Jan 02 2008

The Time I Have Been Fearing

It has arrived.

Cole is an INCREDIBLE parrot. I am having an unbelievably hard time trying not to laugh when he comes out with things I’d rather he not say. Just a couple of current examples:

  • Screaming SHUBBUP! SHUBBUP! at me and John when we dared try to talk over a story he was listening to. (You understand what he was attempting to say, don’t you?)
  • Smacking his head and saying “Oh MAN- so DUpid!”

I honestly have no clue in the world where he picked up either of these. I’ve got to clean up my fuckin’ language.

Oh Shit, I said Fuck!

Damn, I did it again!


Uh oh.

(Seriously though- I NEVER tell him to shut up and I CERTAINLY don’t tell him he’s stupid. Where does he get this stuff?!)

Jan 02 2008

Cooking Good, Snot Bad.

Cole’s been besieged by the Snots since last weekend. I was here for the length of A Bug’s Life on Monday- just long enough to get out a draft of a document I’m finishing today and just as long as Cole is willing to sit. He was with me and, aside from hollering out warnings to the bugs in the movie, was perfectly behaved. It was great- I worked on the report on one monitor and gave the other over to his movie.
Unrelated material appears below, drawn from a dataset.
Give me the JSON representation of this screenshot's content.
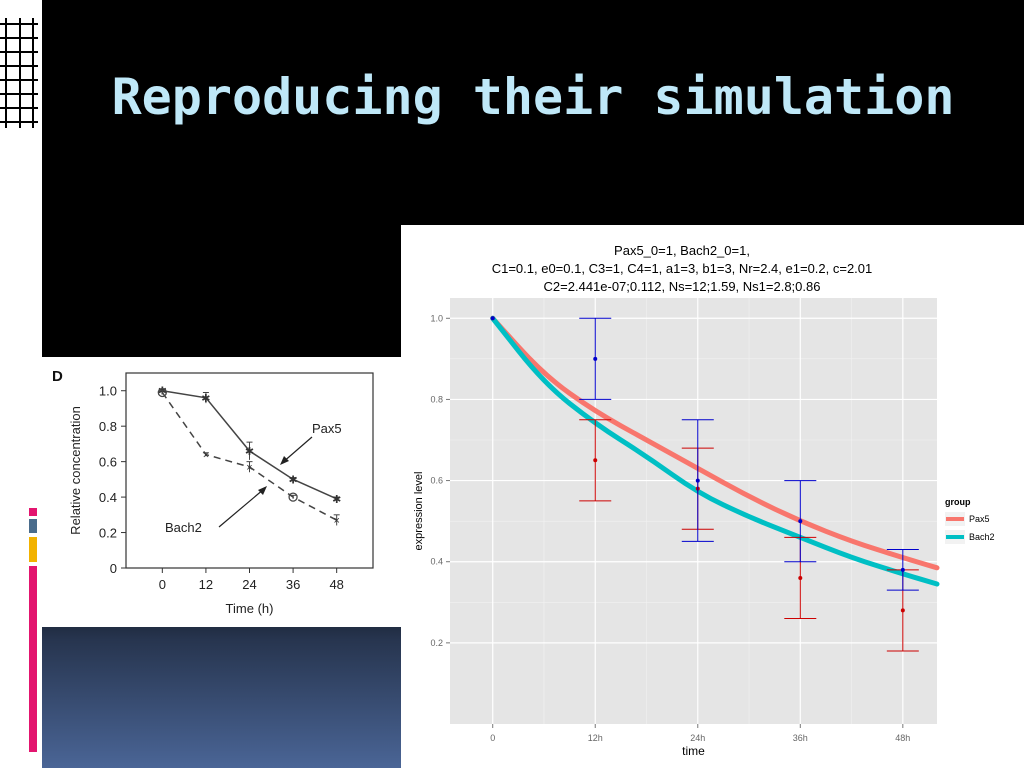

(Oh- you didn’t know I got a new computer? Yes- big, beefy, strong as hell, and two lovely monitors. I could kiss it. I really compliments my “jumping between a million different tasks in a minute” working style.)

After that I went home and pretty much stayed there for two days. AMEN!

Actually, that same day, Cole decided to take a three hour nap. I used the time to make cinnamon rolls from scratch (but, Dude, mine were so NOT that pretty!). I made 5 pans and drove 4 around to friends and family as New Year gifts. After cooking the remaining pan on Tuesday morning, I kind of wished I had given all of those people a big FUCK YOU and kept all of the rolls for myself. But, considering the amount of butter I used making them, it’s probably better that I was generous.

(But if you are one of the people I gave them to and you have leftovers? You know who to call!)

I am now starting to feel the beginnings of the illness that took over my husband, then my father, then Cole. It starts with a sore throat and continues with much kvetching, if their experiences are any indication. Sounds like fun, no? Would you like to join me?

(Don’t worry- the cinnamon rolls were made with gratuitous hand washing and no spoon licking.)

I finish with this, for Queenie: Twice-baked potatoes (don’t even bother with the bacon. Just use more sour cream. And butter.) are so delicious that they should be illegal. They are pockets of perfection, bundles of bitchin’ (the good kind). To make these delicious creatures, you first bake potatoes. Then you slice them in half and scoop out their tasty, soft innards, mash them with sour cream, milk, butter, cheese, and green onions, plop that good stuff back in the potato skins, top with more cheese, and bake those suckers again. YU-UM! They are particularly good with beef, I find. They are like baked potatoes on the best, tastiest crack ever.